Ce qui s’est passé hier nous a traumatisés. Le seul moment d’échanges aura lieu au déjeuner, dans le partage d’un bout de pain souvent volé. Ensuite, je retournerai battre mes draps sans m’arrêter.
A la fin de la journée, je ne sens plus mes bras, les odeurs inhalées me font tourner la tête. Ma peau est par endroits brûlée. Je pars chercher mes deux afghanis et me dirige directement vers ma bicoque.
Complètement épuisé, je n’ai pas la force de pleurer. Je pars m’allonger sur ma paillasse. Je repense à mon camarade battu. Mon cœur se serre. Je vis l’enfer. Le lendemain, il faut repartir. Se rendre à l’usine, le cœur lourd. Travailler. Teindre, vite et bien. Il n’est pas loin de midi quand une silhouette s’approche doucement de moi. Cette ombre est familière. C’est mon frère. Il est torse nu, couvert de bleus et d’autres traces de coups, on dirait des marques de ceinture. Son visage est fermé, son patron le surveille du coin de l’œil. Il tente de se retourner mais son maître l’en empêche. Je suis paralysé. Alors, pour ne pas être submergé par l’émotion, je pense aux couleurs et aux toiles que j’ai travaillées hier. Je continue à marcher, tête baissée, vers l’entrepôt qui se trouve non loin d’ici. Je me sens terriblement coupable de ne même plus avoir la force de voler à son secours, de hurler ma rage au maître. Je ne peux rien faire pour l’aider. Sinon, je serai battu moi aussi. Il faudrait avoir du pouvoir, de l’argent … Puis, je repense, comme une fulgurance, à deux de mes camarades qui discutent depuis quelques jours à la sortie de l’usine avec un homme qui déclare venir de loin. Il dit qu’il est journaliste et qu’il fait un reportage sur les vêtements fabriqués dans nos usines. Il parle notre langue. Lui, au moins, il est doux et s’exprime calmement. Je comprends que les autres enfants s’adressent à lui. C’est un moment de détente.

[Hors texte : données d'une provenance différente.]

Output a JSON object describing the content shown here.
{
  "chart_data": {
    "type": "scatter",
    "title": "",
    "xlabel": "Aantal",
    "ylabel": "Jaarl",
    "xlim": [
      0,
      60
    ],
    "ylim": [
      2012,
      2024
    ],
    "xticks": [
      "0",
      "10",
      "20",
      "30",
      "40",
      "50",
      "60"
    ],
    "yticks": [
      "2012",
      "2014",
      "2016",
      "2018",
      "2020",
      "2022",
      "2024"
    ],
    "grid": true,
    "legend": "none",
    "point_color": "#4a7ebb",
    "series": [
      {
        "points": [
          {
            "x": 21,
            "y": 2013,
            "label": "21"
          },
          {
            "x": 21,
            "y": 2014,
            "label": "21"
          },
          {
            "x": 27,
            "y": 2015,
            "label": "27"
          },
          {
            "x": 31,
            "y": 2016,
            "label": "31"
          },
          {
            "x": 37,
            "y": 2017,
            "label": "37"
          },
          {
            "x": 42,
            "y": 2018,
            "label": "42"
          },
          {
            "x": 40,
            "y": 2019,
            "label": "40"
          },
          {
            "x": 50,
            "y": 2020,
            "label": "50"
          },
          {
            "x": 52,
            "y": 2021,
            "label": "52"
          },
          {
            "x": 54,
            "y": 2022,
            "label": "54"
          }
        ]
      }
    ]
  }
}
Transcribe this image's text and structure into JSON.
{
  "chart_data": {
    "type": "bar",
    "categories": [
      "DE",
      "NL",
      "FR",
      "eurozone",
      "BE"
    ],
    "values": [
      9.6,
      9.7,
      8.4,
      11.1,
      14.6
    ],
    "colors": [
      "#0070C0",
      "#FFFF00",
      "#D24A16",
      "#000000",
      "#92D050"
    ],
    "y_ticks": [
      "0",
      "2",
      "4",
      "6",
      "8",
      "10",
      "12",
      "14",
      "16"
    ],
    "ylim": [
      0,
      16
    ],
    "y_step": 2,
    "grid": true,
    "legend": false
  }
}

Ce soir, j’irai moi aussi lui parler.
A la sortie de l’usine, je vois les enfants filer vers une placette où se tient l’occidental. Ils s’adressent à lui en riant. Mais moi, je ne dis rien. Je me suis assis avec eux et je repense à mon frère. J’ai bien essayé de dire, mais aucun mot ne peut s’évader. Ma gorge est nouée. Si je parle, je pleure. Après avoir longuement discuté avec les autres, l’occidental a plongé la main dans son sac et en a sorti des feuilles et des crayons. Il en a donné à tout le monde, dont moi. Il nous a demandé de nous représenter. C’est la première fois depuis si longtemps que je vais pouvoir crayonner. Je suis surpris de voir que nous reproduisons tous des bonshommes. Les petits font des patates avec des bras et des jambes, les plus habiles des visages.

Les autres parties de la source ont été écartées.